According to a new study published Wednesday in JAMA Surgery, frailty may lead to a much greater risk of fatality in the first year after a elective surgery.

The study authors, examining 202,811 Canadian elderly patients who underwent noncardiac optional procedures, found that 13.6 percent of those judged to be frail died within 12 months, compared to only 4.8 percent of their non-frail counterparts. This increased risk was especially profound in the first three days following surgery, with frail patients being 35 times more likely to die during that time period than everyone else. More specifically, the highest increased mortality risks were found in people who underwent joint replacements involving the knee and hip as well as those younger.

“In this study of 1-year postoperative mortality, frailty was consistently associated with an increased risk of death,” concluded the authors.

Surprisingly, the concept of what makes someone frail isn’t scientifically concrete, with various measures that only partly agree with one another, though it’s already known that people are much more likely to become frail as they become older and that frailty is associated with premature death. That’s made it difficult for researchers to figure out how frailty exactly influences survival outcomes after surgery. Likewise, studies looking at the question are often short-lived, only focusing on the first 30 days after surgery.

For that latter reason, the researchers decided to cast a broader net, collecting ten years worth of anonymous data from Ontario, Canada’s publicly funded health care system (2002-2012). Frailty was defined as having a combination of 12 “frailty-defining diagnoses,” with 3.1 percent of patients (6289 in total) ultimately meeting the criteria.

The largest absolute risk of mortality was seen in people who underwent abdominal or arterial bypass surgery; one of every five frail patients died by year’s end following these surgeries; joint replacements were by far the most popular elective surgery, however. Coupled with their relatively higher risk, the authors suggest that people having these procedures “are a high-priority population for clinicians, administrators, and researchers.”

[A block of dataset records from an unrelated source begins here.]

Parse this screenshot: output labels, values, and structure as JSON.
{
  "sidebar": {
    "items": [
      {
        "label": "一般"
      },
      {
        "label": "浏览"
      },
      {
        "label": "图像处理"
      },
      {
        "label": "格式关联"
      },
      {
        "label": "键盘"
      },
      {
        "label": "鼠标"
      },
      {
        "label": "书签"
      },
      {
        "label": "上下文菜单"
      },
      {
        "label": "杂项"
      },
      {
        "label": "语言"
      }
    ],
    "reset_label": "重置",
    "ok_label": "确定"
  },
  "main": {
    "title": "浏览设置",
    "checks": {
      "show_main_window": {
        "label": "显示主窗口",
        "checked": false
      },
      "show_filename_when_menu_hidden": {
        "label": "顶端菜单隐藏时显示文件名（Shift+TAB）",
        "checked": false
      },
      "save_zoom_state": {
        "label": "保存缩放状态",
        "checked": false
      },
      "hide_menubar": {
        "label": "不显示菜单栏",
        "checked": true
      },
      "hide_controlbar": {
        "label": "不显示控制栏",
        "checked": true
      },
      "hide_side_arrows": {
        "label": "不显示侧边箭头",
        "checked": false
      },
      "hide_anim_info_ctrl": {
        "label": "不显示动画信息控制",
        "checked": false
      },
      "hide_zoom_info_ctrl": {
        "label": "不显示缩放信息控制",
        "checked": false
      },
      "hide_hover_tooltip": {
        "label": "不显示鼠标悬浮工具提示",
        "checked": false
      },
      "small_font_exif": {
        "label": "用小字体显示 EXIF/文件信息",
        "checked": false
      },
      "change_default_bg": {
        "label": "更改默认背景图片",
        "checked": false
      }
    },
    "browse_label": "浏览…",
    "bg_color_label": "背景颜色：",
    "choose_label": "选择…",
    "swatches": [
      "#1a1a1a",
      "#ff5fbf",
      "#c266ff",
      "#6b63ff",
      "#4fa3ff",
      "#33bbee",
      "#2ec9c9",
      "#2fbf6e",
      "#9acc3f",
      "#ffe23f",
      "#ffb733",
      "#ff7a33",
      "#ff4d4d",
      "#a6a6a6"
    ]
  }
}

Unfortunately, because the authors’ measure only determined whether or not someone was frail, and not their degree of frailty, the study can’t tell us if being more frail adds onto someone’s overall mortality risk.

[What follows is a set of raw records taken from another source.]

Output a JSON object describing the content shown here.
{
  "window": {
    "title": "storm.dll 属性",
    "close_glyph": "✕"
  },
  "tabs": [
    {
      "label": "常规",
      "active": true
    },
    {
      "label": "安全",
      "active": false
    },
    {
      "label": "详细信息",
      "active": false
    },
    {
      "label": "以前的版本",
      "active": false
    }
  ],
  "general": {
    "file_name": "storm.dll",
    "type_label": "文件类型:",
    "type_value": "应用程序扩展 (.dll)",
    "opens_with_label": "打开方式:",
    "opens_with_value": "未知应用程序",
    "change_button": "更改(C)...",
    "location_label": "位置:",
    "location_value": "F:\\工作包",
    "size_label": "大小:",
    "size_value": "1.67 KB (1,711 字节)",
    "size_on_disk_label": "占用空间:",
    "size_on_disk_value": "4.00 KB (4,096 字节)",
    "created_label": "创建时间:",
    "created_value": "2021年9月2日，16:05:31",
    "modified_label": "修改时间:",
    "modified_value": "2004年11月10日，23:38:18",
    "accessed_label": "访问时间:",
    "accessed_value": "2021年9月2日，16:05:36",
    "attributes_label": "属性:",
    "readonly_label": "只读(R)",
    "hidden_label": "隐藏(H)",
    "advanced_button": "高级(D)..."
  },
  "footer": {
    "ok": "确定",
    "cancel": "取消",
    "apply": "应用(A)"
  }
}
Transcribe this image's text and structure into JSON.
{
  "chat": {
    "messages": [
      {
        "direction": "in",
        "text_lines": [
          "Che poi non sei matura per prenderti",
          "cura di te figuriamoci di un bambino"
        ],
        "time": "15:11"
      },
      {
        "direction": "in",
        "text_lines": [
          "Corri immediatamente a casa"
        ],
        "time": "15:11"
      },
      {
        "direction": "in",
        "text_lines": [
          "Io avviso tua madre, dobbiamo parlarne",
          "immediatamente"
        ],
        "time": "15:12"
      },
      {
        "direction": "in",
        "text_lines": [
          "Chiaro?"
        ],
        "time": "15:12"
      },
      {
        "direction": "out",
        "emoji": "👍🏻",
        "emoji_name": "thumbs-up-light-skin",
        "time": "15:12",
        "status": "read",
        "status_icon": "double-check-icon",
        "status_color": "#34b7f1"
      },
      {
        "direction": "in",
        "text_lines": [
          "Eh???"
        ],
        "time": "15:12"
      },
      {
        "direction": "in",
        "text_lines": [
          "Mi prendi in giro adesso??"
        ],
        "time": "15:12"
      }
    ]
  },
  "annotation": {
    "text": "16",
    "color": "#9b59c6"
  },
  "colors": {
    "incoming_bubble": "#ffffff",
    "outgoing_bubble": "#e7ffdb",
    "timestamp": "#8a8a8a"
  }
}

“The association between frailty and postoperative mortality is not surprising; by definition, frail patients are ‘sicker,’ and frailty is associated with early mortality in the general population,” explained the authors. “However, the interaction between frailty and postoperative time suggests that the early postoperative period is a window of markedly increased risk of mortality for frail elderly patients.”

Taken as a whole, the findings indicate doctors should have a frank discussion of the risks and benefits that come with surgical procedures for patients already struggling with their health and that hospital staff should pay particular attention to frail patients in the first few days after surgery. “Finally, while some evidence does support the role of preoperative optimization of frail patients, further efforts are needed to clearly delineate the role of ‘prehabilitation’ in improving the outcomes of frail surgical patients,” the authors added. For what it’s worth, even light exercise has repeatedly been shown to improve the health of the elderly.

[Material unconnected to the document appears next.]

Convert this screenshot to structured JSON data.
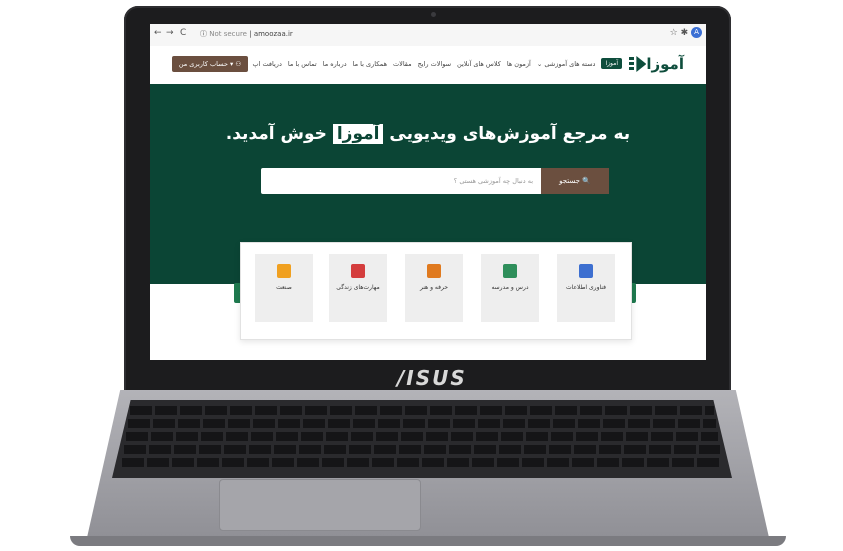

While only 3.1 percent of patients were considered frail in this study, an accompanying editorial by Dr. Jason M. Johanning of the Nebraska-Western Iowa VA Medical Center points out that as much as 25 percent of Canadians and 15 percent of Americans over the age of 65 may be frail, indicating the urgency to make doctors and patients aware of these increased risks long before they schedule a surgery.

“Regardless of how frailty is measured, it still paints a picture of the same elephant; dramatically increased risks for postoperative mortality and morbidity,” wrote Johanning. “The elephant is now in our examination room and we, as surgeons, must address the optimal goals of care and honor patients' preferences. Yet the systems we will use and the metrics to ensure success remain to be seen."


McIssac D, Bryson G, Walraven C. Association of Frailty and 1-Year Postoperative Mortality Following Major Elective Noncardiac Surgery. JAMA Surgery. 2016.

Johanning J. Frailty and Mortality After Noncardiac Surgery in Elderly Individuals. JAMA Surgery. 2016.